Does it seem like the best Christmas movies are those that stir a little vinegar into their sugar cookie recipe? To avoid diabetic shock, we gravitate towards holiday fare that isn’t too sweet, don’t we, whether it’s the story of the Grinch, Ebenezer Scrooge, or NYPD detective John McClane? Now, there’s a new film that is destined to become, at the very least, a cult classic. It’s called THE HOLDOVERS and it’s one of the year’s very best films. The two-hour, thirteen-minute movie is dark and hilarious, often quite moving, and easily one of the best Christmas-themed entertainments in some time because it sustains its brilliance and never resorts to gooeyness.
The story, written by David Hemingson, and directed by Alexander Payne (ELECTION, THE DESCENDANTS), tells of three lost souls stuck at a New England boarding school with nowhere to go over the holiday break. Angus Tunney (Dominic Sessa, in one of filmdom’s most auspicious debuts ever) is a smart but jaded student at Barton Academy, anxious to graduate and embrace all the changes happening in America in 1971. He’s prickly and naïve, albeit very smart, and he’s the kind of jerk unafraid to let everyone know it too. He’s unpopular with his snotty, rich classmates, and his teachers too. Still, one teacher recognizes his talent. That would be Paul Hunham (Paul Giamatti). In fact, as the film starts, Hunham is handing out graded term papers. All are D’s or F’s, except for Angus’s. His essay rates a B+ in Hunham’s distracting walleyes.
Hunham is a classics teacher who revels in his reputation as the toughest teacher on campus. He loves putting down the teen boys, almost giddily threatening to fail them right before Christmas. It’s fortunate that Hunham at least can tolerate Angus because soon into the plot, the teacher is forced to watch his student all Christmas break when the boy’s vacation plans fall through. Angus’ mother feels she needs to spend more quality time with her new, second husband and promptly disinvites her son just as he’s packed and out the door of Barton. ( No wonder Angus is so affected and gloomy.)

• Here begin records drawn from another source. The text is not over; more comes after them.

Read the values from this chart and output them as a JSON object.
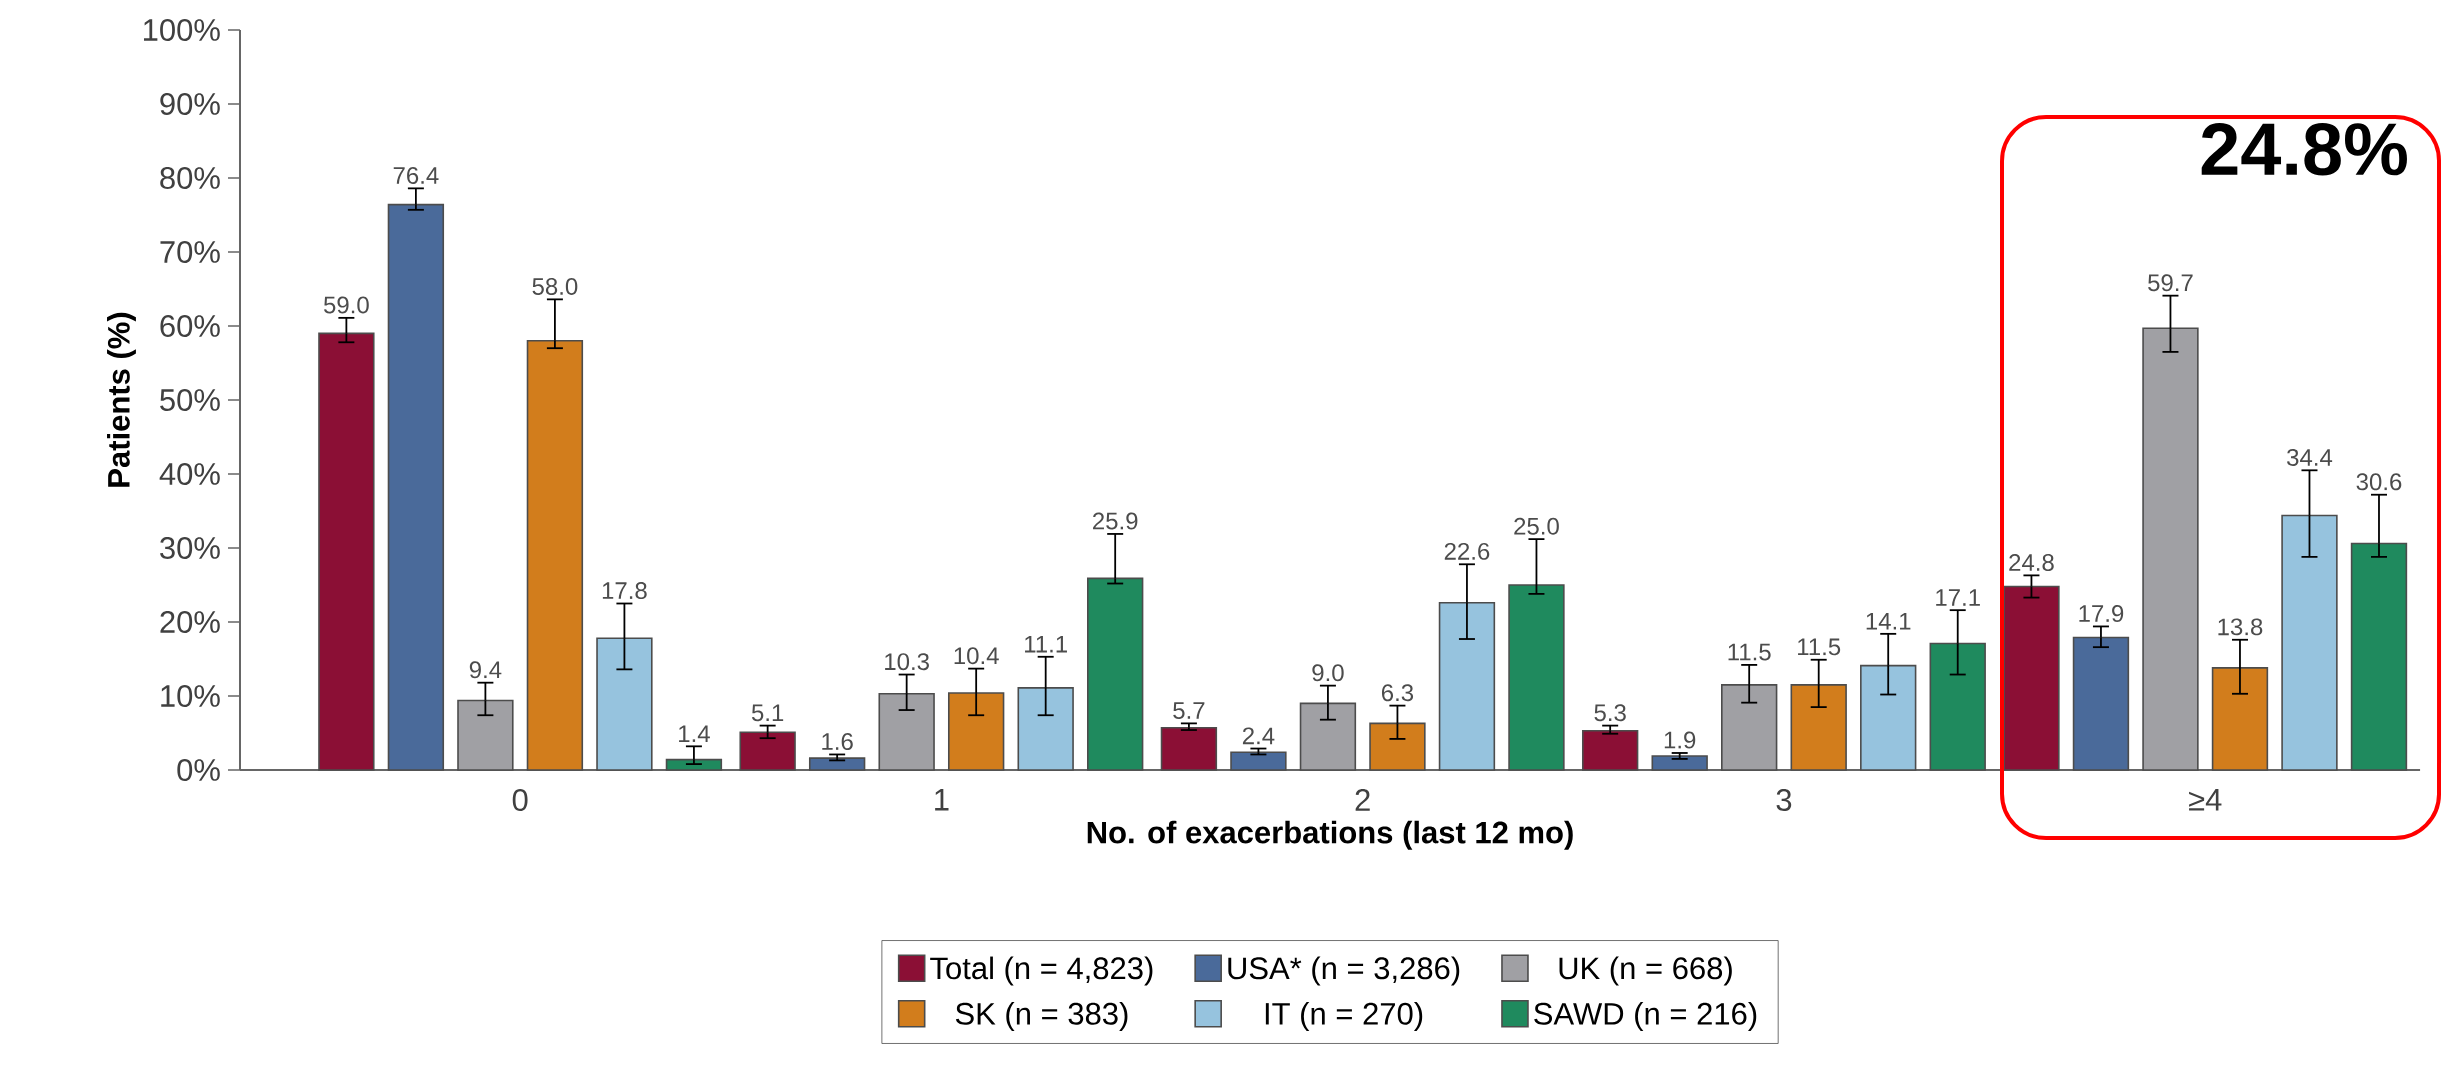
{
  "chart_data": {
    "type": "bar",
    "xlabel": "No. of exacerbations (last 12 mo)",
    "ylabel": "Patients (%)",
    "categories": [
      "0",
      "1",
      "2",
      "3",
      "≥4"
    ],
    "ylim": [
      0,
      100
    ],
    "yticks": [
      {
        "value": 0,
        "label": "0%"
      },
      {
        "value": 10,
        "label": "10%"
      },
      {
        "value": 20,
        "label": "20%"
      },
      {
        "value": 30,
        "label": "30%"
      },
      {
        "value": 40,
        "label": "40%"
      },
      {
        "value": 50,
        "label": "50%"
      },
      {
        "value": 60,
        "label": "60%"
      },
      {
        "value": 70,
        "label": "70%"
      },
      {
        "value": 80,
        "label": "80%"
      },
      {
        "value": 90,
        "label": "90%"
      },
      {
        "value": 100,
        "label": "100%"
      }
    ],
    "legend": "bottom",
    "annotations": [
      "24.8%"
    ],
    "series": [
      {
        "name": "Total (n = 4,823)",
        "color": "#8b0f35",
        "values": [
          59.0,
          5.1,
          5.7,
          5.3,
          24.8
        ],
        "value_labels": [
          "59.0",
          "5.1",
          "5.7",
          "5.3",
          "24.8"
        ],
        "errors": [
          [
            57.8,
            61.1
          ],
          [
            4.3,
            6.0
          ],
          [
            5.4,
            6.3
          ],
          [
            4.9,
            6.0
          ],
          [
            23.3,
            26.3
          ]
        ]
      },
      {
        "name": "USA* (n = 3,286)",
        "color": "#4a6a9a",
        "values": [
          76.4,
          1.6,
          2.4,
          1.9,
          17.9
        ],
        "value_labels": [
          "76.4",
          "1.6",
          "2.4",
          "1.9",
          "17.9"
        ],
        "errors": [
          [
            75.7,
            78.6
          ],
          [
            1.3,
            2.1
          ],
          [
            2.1,
            2.9
          ],
          [
            1.5,
            2.3
          ],
          [
            16.6,
            19.4
          ]
        ]
      },
      {
        "name": "UK (n = 668)",
        "color": "#a0a0a4",
        "values": [
          9.4,
          10.3,
          9.0,
          11.5,
          59.7
        ],
        "value_labels": [
          "9.4",
          "10.3",
          "9.0",
          "11.5",
          "59.7"
        ],
        "errors": [
          [
            7.4,
            11.8
          ],
          [
            8.1,
            12.9
          ],
          [
            6.8,
            11.4
          ],
          [
            9.1,
            14.2
          ],
          [
            56.5,
            64.1
          ]
        ]
      },
      {
        "name": "SK (n = 383)",
        "color": "#d27d1c",
        "values": [
          58.0,
          10.4,
          6.3,
          11.5,
          13.8
        ],
        "value_labels": [
          "58.0",
          "10.4",
          "6.3",
          "11.5",
          "13.8"
        ],
        "errors": [
          [
            57.0,
            63.6
          ],
          [
            7.4,
            13.7
          ],
          [
            4.2,
            8.7
          ],
          [
            8.5,
            14.9
          ],
          [
            10.3,
            17.6
          ]
        ]
      },
      {
        "name": "IT (n = 270)",
        "color": "#96c3de",
        "values": [
          17.8,
          11.1,
          22.6,
          14.1,
          34.4
        ],
        "value_labels": [
          "17.8",
          "11.1",
          "22.6",
          "14.1",
          "34.4"
        ],
        "errors": [
          [
            13.6,
            22.5
          ],
          [
            7.4,
            15.3
          ],
          [
            17.7,
            27.8
          ],
          [
            10.2,
            18.4
          ],
          [
            28.8,
            40.5
          ]
        ]
      },
      {
        "name": "SAWD (n = 216)",
        "color": "#1f8a5e",
        "values": [
          1.4,
          25.9,
          25.0,
          17.1,
          30.6
        ],
        "value_labels": [
          "1.4",
          "25.9",
          "25.0",
          "17.1",
          "30.6"
        ],
        "errors": [
          [
            0.8,
            3.2
          ],
          [
            25.2,
            31.9
          ],
          [
            23.8,
            31.2
          ],
          [
            12.9,
            21.6
          ],
          [
            28.8,
            37.2
          ]
        ]
      }
    ]
  }
}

Making matters worse is the fact that Angus and Hunham must share the same room and bathroom as the school turns off the heat throughout most of the campus during the break. At least they’re well-fed by Mary Lamb (Da’Vine Joy Randolph), the head of the cafeteria. She may be an intimidating, no-nonsense type, but deep down she’s depressed too. Mary has just started grieving over her deceased adult son who was just killed in Vietnam a few weeks earlier. Thus, this trio of sad sacks will be forced to make the best of the holidays as they can. Of course, this being Hollywood, that means they will eventually escape their ‘imprisonment’ with a revelatory road trip where they’ll all learn about each other and themselves.
Still, Payne never leans heavily into the pathos. Instead, he avoids treacle by keeping their dialogue snappy, the life lessons modest, and the spots of these leopards consistent. They’re better people than you’d originally guess, but none of them are angels either. Too many of those out on display during Christmas anyway.
To tell any more about the ups and downs of their holiday together would spoil the fun of all this. All three actors are terrific, all assured of factoring into the upcoming awards season, with Giamatti in particular, shining bright. I urge you to go check out THE HOLDOVERS this coming week during Thanksgiving vacation as it is the perfect antidote to any holiday headaches. And something tells me it is a film that you may return to again and again, making it a new part of your holiday traditions.